恋人の娘しかも自分より35歳も年下の若い女性と二股をかけていたとは、誰もが眉をひそめるだろうが、バレたきっかけが、ミアがウディの家で(ふたりは13年間の交際中、一緒に住んだことはない)スンニのヌード写真を見つけたことだったというのもまた、衝撃的だった。
ウディとスンニはその後結婚し、今もおしどり夫婦。
「#MeToo」勃発でぶりかえされたのは、そちらではなく、ディランへの虐待容疑である。「#MeToo」が勢いを増す中、ディランが新聞に意見記事を書いたり、テレビに出演したりして、人々に古い記憶を呼び戻させたのだ。

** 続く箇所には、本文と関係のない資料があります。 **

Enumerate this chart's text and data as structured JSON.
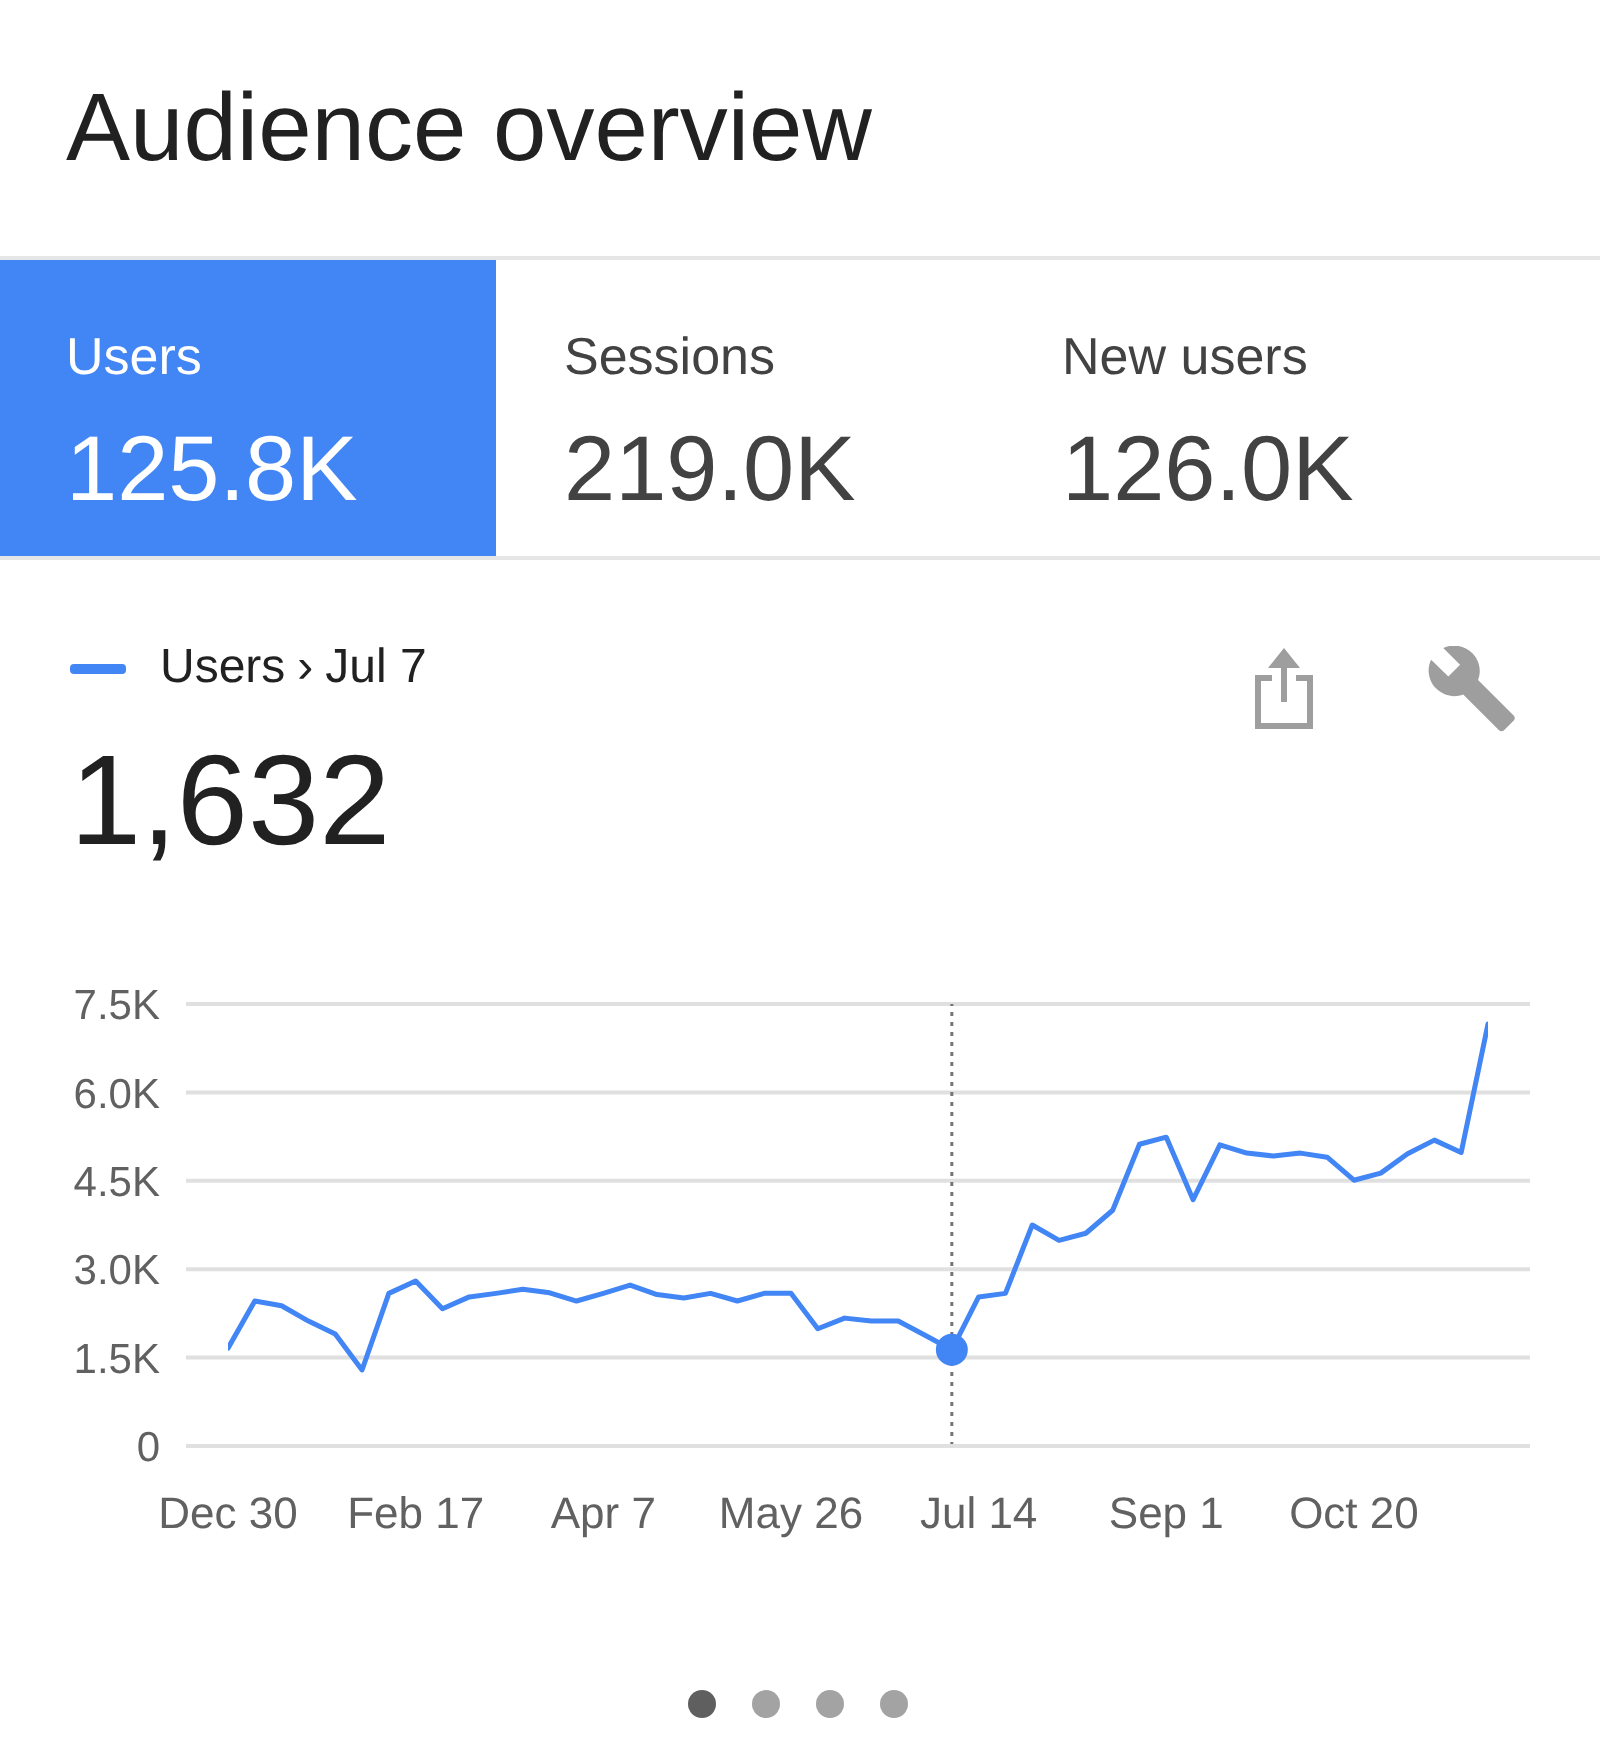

この問題に関し、ウディは、刑事裁判は棄却になり、児童福祉施設、児童性的虐待クリニックらの調査でも無実となったことを、一貫して主張してきた。しかし、ローナンは、『Catch and Kill』の中で、ウディがどのようにこの裁判を棄却に持ち込んだのかを自分で調べたと書いている。
ウディは「探偵まで雇って捜査妨害」した疑い
彼の説明によると、ウディは、容疑がかかるやいなや、ただちに10人以上の私立探偵を雇い、捜査にかかわる警察や検察のあら探しをしようとした。アルコールやギャンブルなどの問題を見つけ、逆バッシングするのがねらいだ。
これらの妨害に疲れたコネチカット州の検事フランク・マコは、有罪を証明する余地はあると感じながらも、「幼いディランにトラウマを与えないため」と言い訳し、起訴を断念したと、ローナンは言う。金でつぶすやり方は、ローナン自身がハーベイから受けた経験に共通する。
私立探偵を使ったことについては、ウディも、自分の本で認めている。具体的に何をやらせたかったのかは書かれていないが、「彼らはまったく無能で雇った意味がなかった」とのことで、ウディにしてみたら、作戦は成功でなかったようだ。